J'aime ce cinéma coréen... C'est généralement assez lent, mais si bien décrit que l'on a le temps de s'empreignes de l'ambiance, des personnages sans avoir recours a des artifices spectaculaires. Cette intrigue policière m'a fait pensé au célèbre Hitchcock. Tout est dans la finesse, le subtile et même si je me suis dit au départ que 2h20 de film en coréen ça sera long et bien non. J'ai été pris par l'histoire et les interprètes et je n'ai pas vu le temps passé. Un très bon thriller asiatique. (G-30.8.22)Voir plus


CineFiliK

il y a 2 ans

« Vertigo de l’amour »

Le cadavre d’un homme est retrouvé au pied d’un pic rocheux. Le commissaire Hae-Joon mène l’enquête et se rapproche de l’épouse du mort, belle et mystérieuse.

« Il y a moins de crimes en ce moment, c’est peut-être la saison qui veut ça… ». Pourtant, la dépouille retrouvée sème le doute : accident, suicide ou assassinat ? Crème pour les mains, veste sur mesure et gant métallisé pour défier les poignards aiguisés, le policier classieux demeure perplexe. A la morgue, il tombe immédiatement sous le charme de Seo-rae, venue identifier son mari couché juste à côté, sous un drap. Qui est cette Chinoise parlant un coréen gracieux ? Une femme trompée, battue ou une veuve noire ? Une femme fatale assurément.

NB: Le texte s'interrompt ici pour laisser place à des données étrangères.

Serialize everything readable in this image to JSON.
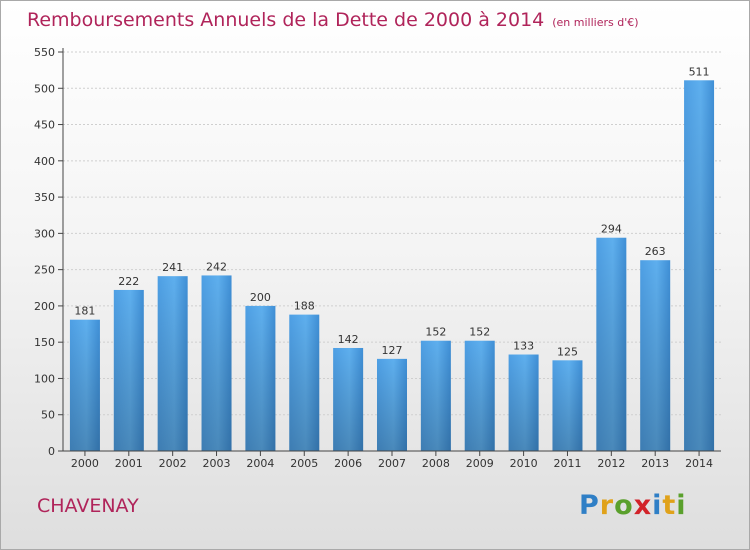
{
  "chart_data": {
    "type": "bar",
    "title": "Remboursements Annuels de la Dette de 2000 à 2014",
    "subtitle": "(en milliers d'€)",
    "categories": [
      "2000",
      "2001",
      "2002",
      "2003",
      "2004",
      "2005",
      "2006",
      "2007",
      "2008",
      "2009",
      "2010",
      "2011",
      "2012",
      "2013",
      "2014"
    ],
    "values": [
      181,
      222,
      241,
      242,
      200,
      188,
      142,
      127,
      152,
      152,
      133,
      125,
      294,
      263,
      511
    ],
    "ylim": [
      0,
      550
    ],
    "yticks": [
      0,
      50,
      100,
      150,
      200,
      250,
      300,
      350,
      400,
      450,
      500,
      550
    ],
    "grid": true,
    "bar_color": "#3f8fd6"
  },
  "footer": {
    "place": "CHAVENAY",
    "logo_letters": [
      {
        "ch": "P",
        "color": "#2f7fc6"
      },
      {
        "ch": "r",
        "color": "#e0a21a"
      },
      {
        "ch": "o",
        "color": "#5aa02c"
      },
      {
        "ch": "x",
        "color": "#d2232a"
      },
      {
        "ch": "i",
        "color": "#2f7fc6"
      },
      {
        "ch": "t",
        "color": "#e0a21a"
      },
      {
        "ch": "i",
        "color": "#5aa02c"
      }
    ]
  }
}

Le scénario a priori classique se révèle au moyen d’une mise en scène virtuose. Primé au dernier Festival de Cannes, le travail du génial Park enchaîne les plans étonnants et vertigineux. L’escalade dos à dos d’une falaise, les courses-poursuites en montée, les massages entre collègues, une chasse à la tortue. On craint de s’égarer dans ce tourbillon d’images élégantes complexifiant l’intrigue et le ressenti, mais le réalisateur sait si bien nous rattraper. Son hommage à Hitchcock se joue aussi sur les regards. On observe l’autre depuis une fenêtre sur cour, une voiture avec des jumelles, à travers des miroirs sans tain, au moyen de caméras de surveillance ou d’un mouchard dans un téléphone. La vérité peut faire mal aux yeux, nécessitant quelques gouttes. Quant à l’amour, il rend aveugle. Voyeur, le spectateur se laisse entraîner dans ce jeu de séduction à l’instinct basique qui passe par l’odorat, le goût et se perd dans les traductions automatisées d’une application. Plus chaste que le « saphostiqué » Mademoiselle, mais tout aussi sensuel, tel ce baume à lèvres pour échanger un ultime baiser. Dans un romantisme exacerbé, il est temps de partir, de fuir ou d’abandonner en laissant la mer monter.